= Literary chic =

Fashion trend

Literary chic, also known as bookworm chic or poetcore, is a fashion trend combining high fashion with bookish aesthetics and references to literature. Generally described as "preppy looks built around functional staples" with books as accessories or decorations, it gained traction in late 2025 and early 2026.

== Definition ==
Vogue defined literary chic as a fashion trend with preppy clothing, literary references, and "intellectual flair." Bustle argued that it was a "twin sister" of poetcore and a revival of dark academia, and Lifestyle Asia stated that "On the Spring/Summer 2026" runways...brands like Celine, Tory Burch, Wales Bonner, and Miu Miu are advocating for us to dress either like a hot librarian or very stylish English major."

== History ==
Starting in 2025, numerous high fashion houses leaned into literature. In the Fall 2026 fashion season, several celebrities like Elle Fanning decorated their purses with book bag charms in the shape of mini readable books. In the Spring 2026 fashion season, Dior released the Book Tote, a line of luxury tote bags adorned with literary references to books such as Madame Bovary by Gustave Flaubert and Le Fleurs du Mal by Charles Baudelaire. In particular, the Celine Spring 2026 show was rife with literary homages, such as a Fiona Apple soundtrack and writers Ottessa Moshfegh and Miranda July sitting in the front row. Miu Miu also launched the Miu Miu Literary Club which opened pop-ups around the world to provide free books such as Jane Austen's Persuasion and host literary symposiums at events like Milan Design Week.

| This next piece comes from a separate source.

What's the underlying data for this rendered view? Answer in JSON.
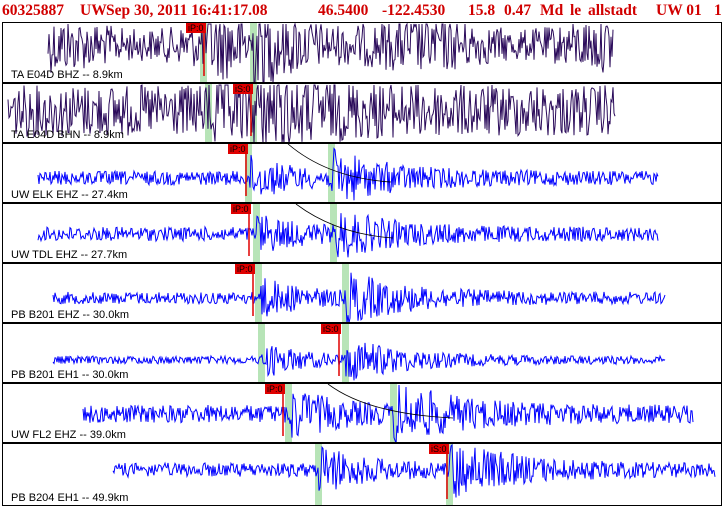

Vogue, Bustle, and other publications argued that celebrities, in addition to high fashion houses, have also leaned into literature given the rise of celebrity sightings with books, the formation of celebrity book clubs, and the production of modern Hollywood book-to-screen adaptations like Wuthering Heights which "have put the classics back in vogue."

== Critical reception ==
Elle attributed the fashion trend to the exotification of "the idea of writing and writing...in our very distracted age" and called it a worsening of the performative male phenomenon, stating that "Perhaps we can blame Emerald Fennel’s upcoming adaptation of Wuthering Heights for reminding everyone of the power of a literary sex scene and a balloon sleeve."

Francesca Granata, a fashion studies professor at Parsons School of Design, had a more optimistic view, arguing that high fashion houses were tapping into a societal desire "for slower and more considerate rhythms in the midst of the frenetic pace of fashion and life more generally."